2. Insufficient Training Data:

  • Neural networks are data-hungry.
  • With too little data, even a reasonably sized network can overfit because there isn’t enough variety to learn robust patterns.

3. Inadequate Network Architecture:

  • Sometimes, the chosen network type isn’t suitable for the data’s structure.
  • Our current Dense (fully-connected) only network struggles with image spatial relationships.

Introduction to Convolutional Neural Networks (CNNs)

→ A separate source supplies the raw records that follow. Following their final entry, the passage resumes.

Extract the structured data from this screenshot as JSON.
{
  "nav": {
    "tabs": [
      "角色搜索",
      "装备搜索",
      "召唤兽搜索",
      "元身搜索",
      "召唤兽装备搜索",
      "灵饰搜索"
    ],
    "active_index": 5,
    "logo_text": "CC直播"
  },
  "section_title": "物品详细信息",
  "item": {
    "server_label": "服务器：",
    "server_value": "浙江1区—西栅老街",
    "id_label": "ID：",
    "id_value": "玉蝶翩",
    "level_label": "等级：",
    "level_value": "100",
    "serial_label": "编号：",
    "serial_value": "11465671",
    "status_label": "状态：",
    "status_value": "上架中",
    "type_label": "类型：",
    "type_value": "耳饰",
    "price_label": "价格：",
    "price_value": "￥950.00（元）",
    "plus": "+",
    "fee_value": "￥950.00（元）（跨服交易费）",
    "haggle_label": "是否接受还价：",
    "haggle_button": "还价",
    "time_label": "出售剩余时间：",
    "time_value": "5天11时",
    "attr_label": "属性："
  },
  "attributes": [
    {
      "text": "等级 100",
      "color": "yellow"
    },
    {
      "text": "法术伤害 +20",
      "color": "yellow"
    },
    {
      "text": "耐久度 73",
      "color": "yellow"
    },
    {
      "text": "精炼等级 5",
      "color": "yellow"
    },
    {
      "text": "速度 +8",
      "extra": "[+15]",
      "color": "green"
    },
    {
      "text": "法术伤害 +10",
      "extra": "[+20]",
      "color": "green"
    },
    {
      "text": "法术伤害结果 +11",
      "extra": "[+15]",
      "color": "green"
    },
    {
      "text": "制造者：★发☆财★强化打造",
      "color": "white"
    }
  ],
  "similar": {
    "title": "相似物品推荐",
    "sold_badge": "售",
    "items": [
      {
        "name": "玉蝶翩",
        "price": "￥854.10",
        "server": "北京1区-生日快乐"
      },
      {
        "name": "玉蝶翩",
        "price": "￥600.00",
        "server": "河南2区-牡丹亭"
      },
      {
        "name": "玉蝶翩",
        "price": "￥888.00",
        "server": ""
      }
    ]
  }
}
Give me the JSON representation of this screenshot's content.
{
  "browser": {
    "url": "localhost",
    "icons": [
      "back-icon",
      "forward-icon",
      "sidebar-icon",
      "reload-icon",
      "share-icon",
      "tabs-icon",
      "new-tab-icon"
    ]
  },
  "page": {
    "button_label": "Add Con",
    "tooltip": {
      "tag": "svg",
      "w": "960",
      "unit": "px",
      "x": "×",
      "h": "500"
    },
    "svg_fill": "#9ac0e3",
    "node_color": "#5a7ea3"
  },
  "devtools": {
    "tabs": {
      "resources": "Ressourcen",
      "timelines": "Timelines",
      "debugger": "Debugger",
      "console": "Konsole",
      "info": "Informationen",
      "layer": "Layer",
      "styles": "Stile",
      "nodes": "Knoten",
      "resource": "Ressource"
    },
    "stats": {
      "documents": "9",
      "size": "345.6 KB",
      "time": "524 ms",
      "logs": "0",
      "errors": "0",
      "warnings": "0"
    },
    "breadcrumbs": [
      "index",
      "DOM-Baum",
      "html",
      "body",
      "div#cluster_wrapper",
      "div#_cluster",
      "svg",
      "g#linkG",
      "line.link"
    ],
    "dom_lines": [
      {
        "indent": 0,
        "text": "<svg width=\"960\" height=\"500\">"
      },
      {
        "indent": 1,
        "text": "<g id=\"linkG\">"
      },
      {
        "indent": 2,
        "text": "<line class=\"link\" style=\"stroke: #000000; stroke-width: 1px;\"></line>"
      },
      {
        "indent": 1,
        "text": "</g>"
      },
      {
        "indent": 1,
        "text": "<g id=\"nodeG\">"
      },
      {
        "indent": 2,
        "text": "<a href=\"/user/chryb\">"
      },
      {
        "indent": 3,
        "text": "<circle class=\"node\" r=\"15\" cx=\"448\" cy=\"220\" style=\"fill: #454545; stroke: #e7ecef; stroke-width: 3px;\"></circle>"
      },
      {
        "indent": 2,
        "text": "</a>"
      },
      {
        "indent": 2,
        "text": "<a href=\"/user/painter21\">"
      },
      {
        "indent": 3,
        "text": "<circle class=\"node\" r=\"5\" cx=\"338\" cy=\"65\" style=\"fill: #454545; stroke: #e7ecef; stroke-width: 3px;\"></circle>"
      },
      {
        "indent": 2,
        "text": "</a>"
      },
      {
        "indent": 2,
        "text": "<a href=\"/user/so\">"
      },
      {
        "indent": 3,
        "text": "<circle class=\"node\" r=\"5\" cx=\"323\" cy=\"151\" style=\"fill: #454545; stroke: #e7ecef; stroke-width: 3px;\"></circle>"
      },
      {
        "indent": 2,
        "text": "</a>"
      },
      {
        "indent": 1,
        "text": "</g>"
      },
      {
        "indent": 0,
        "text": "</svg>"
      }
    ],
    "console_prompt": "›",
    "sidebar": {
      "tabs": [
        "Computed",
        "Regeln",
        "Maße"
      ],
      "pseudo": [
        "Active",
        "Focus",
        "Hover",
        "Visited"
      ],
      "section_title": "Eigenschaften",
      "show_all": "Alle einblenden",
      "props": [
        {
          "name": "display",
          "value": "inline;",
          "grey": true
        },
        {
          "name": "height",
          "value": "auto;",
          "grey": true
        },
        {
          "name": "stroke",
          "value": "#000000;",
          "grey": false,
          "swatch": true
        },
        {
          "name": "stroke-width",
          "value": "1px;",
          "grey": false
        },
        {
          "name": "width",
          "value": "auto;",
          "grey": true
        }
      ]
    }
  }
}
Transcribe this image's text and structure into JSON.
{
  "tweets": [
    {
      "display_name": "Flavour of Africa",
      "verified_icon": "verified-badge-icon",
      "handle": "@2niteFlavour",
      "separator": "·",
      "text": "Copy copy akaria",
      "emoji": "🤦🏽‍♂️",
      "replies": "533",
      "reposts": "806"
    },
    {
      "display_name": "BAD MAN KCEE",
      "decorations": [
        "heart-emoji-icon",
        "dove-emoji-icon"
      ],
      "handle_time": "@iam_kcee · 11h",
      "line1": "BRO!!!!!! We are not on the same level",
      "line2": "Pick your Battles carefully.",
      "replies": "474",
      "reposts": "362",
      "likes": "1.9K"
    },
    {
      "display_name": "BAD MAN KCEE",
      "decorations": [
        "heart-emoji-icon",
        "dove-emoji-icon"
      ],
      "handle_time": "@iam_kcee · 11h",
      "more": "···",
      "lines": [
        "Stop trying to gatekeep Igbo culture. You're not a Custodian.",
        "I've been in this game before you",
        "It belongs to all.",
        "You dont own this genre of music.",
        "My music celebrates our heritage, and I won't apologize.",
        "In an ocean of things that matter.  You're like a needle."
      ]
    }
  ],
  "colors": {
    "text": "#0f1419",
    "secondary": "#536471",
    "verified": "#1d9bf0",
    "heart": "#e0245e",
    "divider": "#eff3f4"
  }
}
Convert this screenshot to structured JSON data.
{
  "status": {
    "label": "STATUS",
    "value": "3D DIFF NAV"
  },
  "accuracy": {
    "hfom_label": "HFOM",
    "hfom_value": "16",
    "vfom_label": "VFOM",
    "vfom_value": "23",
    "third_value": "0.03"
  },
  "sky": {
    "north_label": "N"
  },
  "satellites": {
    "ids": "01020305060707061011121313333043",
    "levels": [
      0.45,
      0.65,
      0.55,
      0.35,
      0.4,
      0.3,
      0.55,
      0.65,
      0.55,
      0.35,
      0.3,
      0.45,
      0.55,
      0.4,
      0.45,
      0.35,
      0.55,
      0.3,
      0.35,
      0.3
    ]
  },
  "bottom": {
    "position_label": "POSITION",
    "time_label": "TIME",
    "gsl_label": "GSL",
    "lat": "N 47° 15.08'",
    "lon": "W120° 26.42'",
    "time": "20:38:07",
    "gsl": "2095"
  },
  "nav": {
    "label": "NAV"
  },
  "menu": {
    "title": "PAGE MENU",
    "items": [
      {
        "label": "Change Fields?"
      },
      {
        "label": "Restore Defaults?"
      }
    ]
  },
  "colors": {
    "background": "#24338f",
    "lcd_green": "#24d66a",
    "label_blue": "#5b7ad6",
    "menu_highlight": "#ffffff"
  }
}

Our current model struggles because it treats image pixels as independent features, losing spatial context. Convolutional Neural Networks (CNNs) are designed to leverage this spatial information.

Key Idea:

  • Instead of fully-connected layers, CNNs use convolutional filters (kernels).
  • These filters slide across the input image, detecting local features like edges, corners, and textures.
  • They preserve the spatial relationships between pixels.

Benefits for ECE (Image Processing):

  • Feature Hierarchy: Learn increasingly complex features (edges -> shapes -> object parts).
  • Parameter Sharing: Detect the same feature anywhere in the image with the same filter.
  • Translation Invariance: Robust to slight shifts in object position.
  • Crucial for applications like object detection, medical imaging, and autonomous systems.

Important

We’ve hit a performance ceiling with our dense network because it fundamentally misunderstands image data. CNNs are the game-changer here!